Through Superintendent of Schools Neil C. Cavallaro’s
new “Here!” Campaign for Attendance, the district hopes to see more kids
coming to class every day, on time, and remaining in school until the
last bell rings.
“I look forward to seeing all of our students in
school every day for their full schedule. I’m urging our school families
to make attendance a priority from day one,” Cavallaro said.
The full-year effort will include promoting more
awareness of absence, tardy and early dismissal policies, a
district-wide contest, social media outreach, support from community
partners, and various in-school activities.
While the district’s overall attendance record has
been improving over the past few years, it can, and should, be even
better, Cavallaro said. Last year, absentee rates in the school system
made great strides; chronic absenteeism went down to 10 percent, having
been at 17 percent of students the year before.
Families are being reminded that absences, tardies and
dismissals all add up. Think about it this way: If a student is absent
10 days a year from kindergarten through graduation, they miss 130 days
of school—that’s like missing almost 75 percent of an entire school
Youngsters who make good attendance a habit typically
see more academic success, exhibit a stronger connection and feeling of
belonging with their school community, and develop skills and routines
that aid them in making positive decisions as they get older. But those
with frequent absences have a higher likelihood of falling behind in
academics, may feel less confident in class, and may develop bad habits
that impact their schooling for years to come.
“We’ve been working on expanding our school and
extracurricular offerings, as well as support services, but that won’t
make a difference unless students are in the buildings. It all starts
with attendance,” Cavallaro said. “Of course students should still stay
home if they’re sick. But we’re more actively encouraging families to
plan trips, routine doctor appointments or other commitments for their
children when schools are closed for vacations or once school is done
for the day.”
At times, other difficulties can prevent children from
getting to school; for example, families who may not have enough clean
clothes for their youngsters or who don’t have back-up transportation if
a child misses a school bus face additional obstacles.
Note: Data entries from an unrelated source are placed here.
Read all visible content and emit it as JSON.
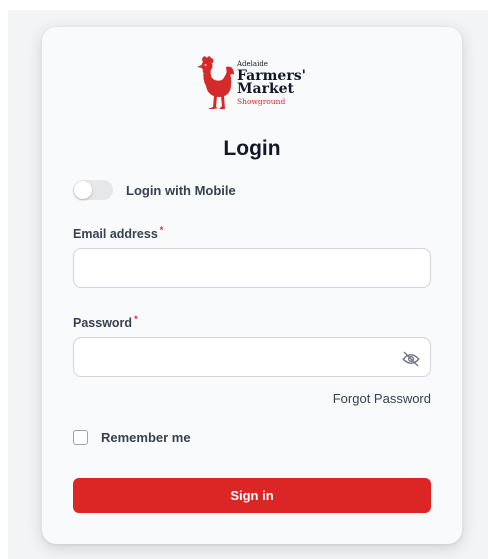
{
  "brand": {
    "line1": "Adelaide",
    "line2": "Farmers'",
    "line3": "Market",
    "line4": "Showground",
    "accent_color": "#dc2626",
    "logo_icon": "rooster-icon"
  },
  "page": {
    "title": "Login"
  },
  "mobile_toggle": {
    "label": "Login with Mobile",
    "checked": false
  },
  "email": {
    "label": "Email address",
    "required_mark": "*",
    "value": "",
    "placeholder": ""
  },
  "password": {
    "label": "Password",
    "required_mark": "*",
    "value": "",
    "placeholder": "",
    "visibility_icon": "eye-off-icon"
  },
  "forgot_password": {
    "label": "Forgot Password"
  },
  "remember_me": {
    "label": "Remember me",
    "checked": false
  },
  "submit": {
    "label": "Sign in"
  }
}
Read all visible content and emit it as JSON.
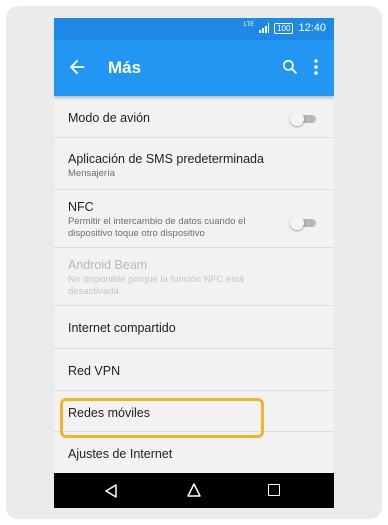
{
  "status_bar": {
    "network": "LTE",
    "battery": "100",
    "time": "12:40"
  },
  "app_bar": {
    "title": "Más",
    "icons": [
      "arrow-back-icon",
      "search-icon",
      "more-vert-icon"
    ]
  },
  "colors": {
    "accent": "#2196f3",
    "status_bar": "#1e88e5",
    "highlight": "#f0b429"
  },
  "items": [
    {
      "title": "Modo de avión",
      "subtitle": "",
      "toggle": "off"
    },
    {
      "title": "Aplicación de SMS predeterminada",
      "subtitle": "Mensajería"
    },
    {
      "title": "NFC",
      "subtitle": "Permitir el intercambio de datos cuando el dispositivo toque otro dispositivo",
      "toggle": "off"
    },
    {
      "title": "Android Beam",
      "subtitle": "No disponible porque la función NFC está desactivada",
      "enabled": false
    },
    {
      "title": "Internet compartido",
      "subtitle": ""
    },
    {
      "title": "Red VPN",
      "subtitle": ""
    },
    {
      "title": "Redes móviles",
      "subtitle": "",
      "highlighted": true
    },
    {
      "title": "Ajustes de Internet",
      "subtitle": ""
    }
  ],
  "nav_bar": {
    "icons": [
      "nav-back-icon",
      "nav-home-icon",
      "nav-recents-icon"
    ]
  }
}
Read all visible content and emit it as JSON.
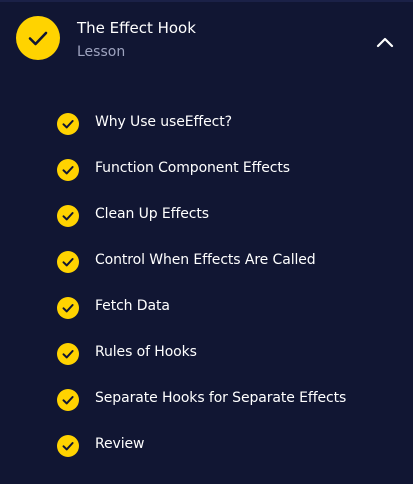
{
  "lesson": {
    "title": "The Effect Hook",
    "type_label": "Lesson",
    "status_icon": "check-circle-icon",
    "toggle_icon": "chevron-up-icon",
    "accent_color": "#ffd300",
    "background_color": "#111633"
  },
  "items": [
    {
      "label": "Why Use useEffect?",
      "completed": true
    },
    {
      "label": "Function Component Effects",
      "completed": true
    },
    {
      "label": "Clean Up Effects",
      "completed": true
    },
    {
      "label": "Control When Effects Are Called",
      "completed": true
    },
    {
      "label": "Fetch Data",
      "completed": true
    },
    {
      "label": "Rules of Hooks",
      "completed": true
    },
    {
      "label": "Separate Hooks for Separate Effects",
      "completed": true
    },
    {
      "label": "Review",
      "completed": true
    }
  ]
}
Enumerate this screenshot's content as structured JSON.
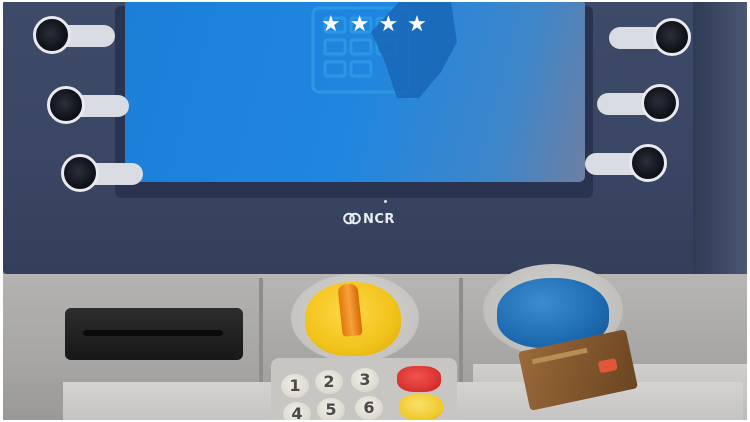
{
  "scene": {
    "subject": "atm",
    "colors": {
      "bezel": "#3a4664",
      "screen": "#1f86e0",
      "fascia": "#a9a8a6",
      "card_reader_yellow": "#f2c31a",
      "card_reader_blue": "#1e6bb2",
      "cancel_key": "#d8302c",
      "clear_key": "#efc92a"
    }
  },
  "screen": {
    "pin_mask": "★★★★",
    "icon": "hand-keypad-icon"
  },
  "brand": {
    "logo_text": "NCR",
    "logo_icon": "ncr-rings-icon"
  },
  "side_keys": {
    "left_count": 3,
    "right_count": 3
  },
  "keypad": {
    "keys": [
      "1",
      "2",
      "3",
      "4",
      "5",
      "6"
    ],
    "function_keys": [
      "cancel-key",
      "clear-key"
    ]
  }
}
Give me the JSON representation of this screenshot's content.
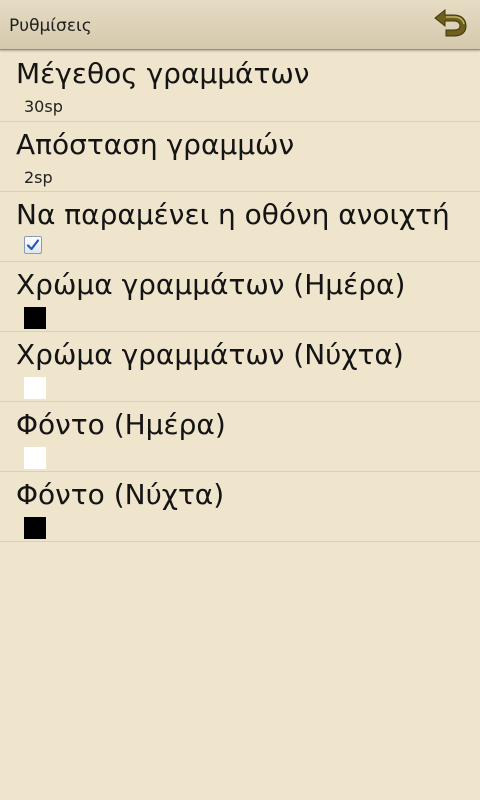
{
  "actionbar": {
    "title": "Ρυθμίσεις",
    "back_icon": "undo-arrow-icon",
    "accent": "#6e5f1c"
  },
  "preferences": [
    {
      "title": "Μέγεθος γραμμάτων",
      "summary": "30sp"
    },
    {
      "title": "Απόσταση γραμμών",
      "summary": "2sp"
    },
    {
      "title": "Να παραμένει η οθόνη ανοιχτή",
      "checked": true
    },
    {
      "title": "Χρώμα γραμμάτων (Ημέρα)",
      "color": "#000000"
    },
    {
      "title": "Χρώμα γραμμάτων (Νύχτα)",
      "color": "#ffffff"
    },
    {
      "title": "Φόντο (Ημέρα)",
      "color": "#ffffff"
    },
    {
      "title": "Φόντο (Νύχτα)",
      "color": "#000000"
    }
  ]
}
School social
workers and principals have been and continue working with families to
provide resources or assistance from an outside agency when possible to
ensure nothing stands in the way of a child’s education.
Parents, students and staff will be seeing posters
advocating for good attendance throughout school hallways, and will be
reminded at Open House Nights, Parent Visiting Days and other events
that multiple tardies and early dismissals add up to full absences.
Schools will be releasing an attendance “honor roll”
of sorts, and issuing students in younger grades “Attendance Ace” cards
to receive stamps for every week they have perfect attendance; a certain
amount of stamps will make students eligible for prizes. It will also
give students a visual to help them track their progress, whether they
need to work on their attendance, are improving, or are a role model in
that area for their class. Students with perfect attendance or who show
the greatest improvement will receive recognition during the year.
The district is hoping its local partners, like the
West Haven Public Library and University of New Haven students who
volunteer in city schools, can also help drive home the message when
they team up with schools and individual classes for various projects
during the year.
And through the “Superintendent’s Attendance Challenge,” schools will be competing to have the best attendance record.
“We’re also encouraging parents and guardians to talk
with their children about good attendance,” Cavallaro said. “I look
forward to working with our schools and children and their families on
this important issue throughout the year.”